En s’emparant de la BD de piraterie Brugeas et Toulhoat vont bien au-delà d’un récit romanesque traditionnel. Quand les préoccupations du XVIIIe siècle rejoignent celles d’aujourd’hui, la montée sur le pont revêt un autre sens.
« À bâbord », « À l’abordage », les amateurs de BD de pirates et de corsaires ont le vent en poupe avec un genre qui retrouve de nombreux lecteurs. Raven était le dernier en date, mais La République du crâne offre un autre éclairage sur les combats en mer au début du XVIIIe siècle. Bien entendu, les navires à l’horizon, les éperonnages, les combats au sabre sur les ponts de navire en feu sont partie intégrante du récit conduit par Vincent Brugeas, en cette année 1718 près des Bahamas.
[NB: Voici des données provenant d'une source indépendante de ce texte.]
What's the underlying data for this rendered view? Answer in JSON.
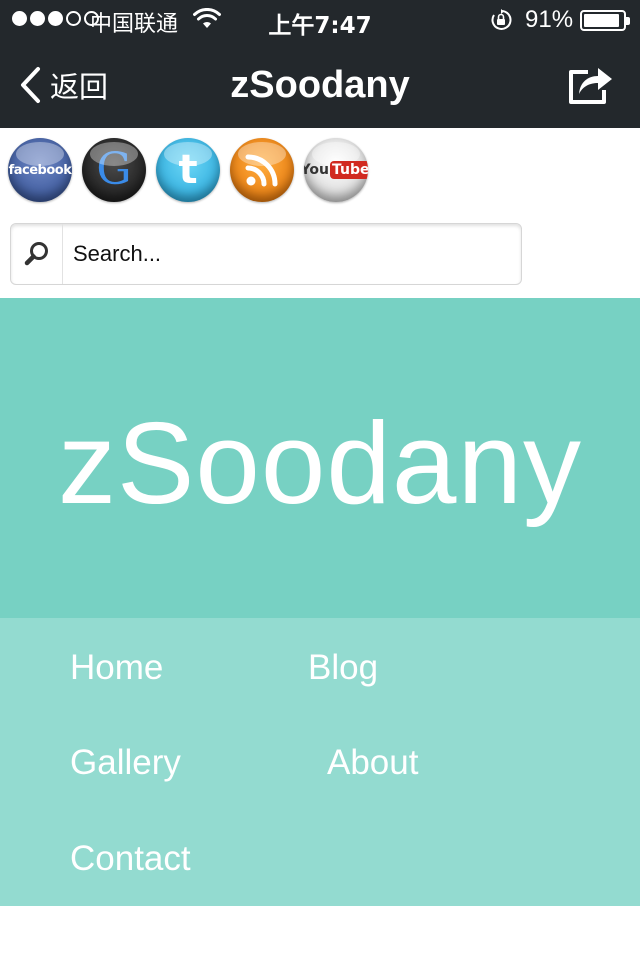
{
  "status_bar": {
    "carrier": "中国联通",
    "time": "上午7:47",
    "battery_percent": "91%",
    "battery_level": 0.91,
    "signal_bars_filled": 3,
    "signal_bars_total": 5
  },
  "nav_bar": {
    "back_label": "返回",
    "title": "zSoodany",
    "share_icon": "share-icon",
    "background": "#23282c"
  },
  "social_icons": [
    {
      "name": "facebook",
      "label": "facebook"
    },
    {
      "name": "google",
      "label": "G"
    },
    {
      "name": "twitter",
      "label": "t"
    },
    {
      "name": "rss",
      "label": ""
    },
    {
      "name": "youtube",
      "label_you": "You",
      "label_tube": "Tube"
    }
  ],
  "search": {
    "placeholder": "Search...",
    "value": ""
  },
  "hero": {
    "title": "zSoodany",
    "background": "#77d1c3"
  },
  "menu": {
    "background": "#93dbd0",
    "items": [
      {
        "label": "Home"
      },
      {
        "label": "Blog"
      },
      {
        "label": "Gallery"
      },
      {
        "label": "About"
      },
      {
        "label": "Contact"
      }
    ]
  }
}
Trois bateaux vont emmener trois destins différents : celui du capitaine Sylla, mauvais navigateur, mais orateur hors pair, celui attribué à Olivier de Vannes, second de Sylla devenu capitaine et qui devient le narrateur des aventures guerrières en tenant un journal de bord, fil conducteur du récit. Enfin, et là réside l’originalité principale de l’album, un troisième vaisseau est confié à la reine Maryam qui dirige un équipage constitué d’hommes noirs, libérés par la force de leurs chaînes d’esclaves.
Ces trois navires vont faire route ensemble, cherchant à fonder une utopique république sur une île lointaine, avec cependant un ennemi mortel commun : les bateaux de la Navy, défaits et qui n’ont qu’une idée en tête, prendre leur revanche. Cela sent la poudre, mais les auteurs ne se contentent pas d’un récit de pirates traditionnel même si les dessins de Ronan Toulhoat respectent les règles du genre faisant éclater les pages et les cases sous l’effet des boulets de canon envoyés par les navires ennemis. Tempête, ciel bleu, orages, offrent de belles images de voiliers en mer. Mais le propos comme l’annonce une longue préface se veut plus large et contemporain.
Le combat de ces pirates, dans un raccourci que l’on peut juger excessif, se décline comme des « honnêtes hommes », voulant se libérer de l’asservissement des rois, qui les ont rejetés en temps de paix après les avoir exploités en temps de guerre, ou des capitaines marchands qui « avaient droit de vie et de mort sur leur équipage ».
Bannis, exclus des règles sociales élémentaires, les trois capitaines et leurs équipages endossent les archétypes des victimes de racisme, de misogynie. Les forbans avides d’or, de combats sanguinaires se transforment peu à peu en futurs citoyens de démocraties naissante. Le mérite des auteurs est de ne pas faire de cette mutation une avancée vers un bonheur absolu fourni par un régime politique nouveau. La complexité est respectée au détriment d’un manichéisme de bon aloi. Maryam ainsi à la tête de ses guerriers soumet et vend ses propres esclaves qui ont décimé sa tribu. Accusée de mettre de nouvelles chaînes à son peuple elle proteste avec cet argument implacable crié à Olivier de Vannes:
« (…) dirais tu d’un Hollandais, d’un Portugais ou d’un Espagnol, qu’ils sont de ton peuple ? ».
On l’aura compris cette BD, tout en respectant avec talent les lois du genre, s’attelle à y plaquer « des idéaux contemporains ». Outre la préface des auteurs, un long texte final de Fadi El Hage illustré par le célèbre dessinateur Howard Pyle, fournit le contexte historique passionnant de l’époque explicitant la colonisation dans les Amériques et traçant un portrait éclairant de Njinga, reine du Ndongo, inspiratrice du personnage de Maryam.
Récit complexe, mais fluide, dessins superbes et réflexion politique sociales se mêlent étroitement dans une BD ambitieuse, qui va bien au-delà des récits de genre. Avec les auteurs on monte volontiers sur le pont pour chercher un horizon plus radieux.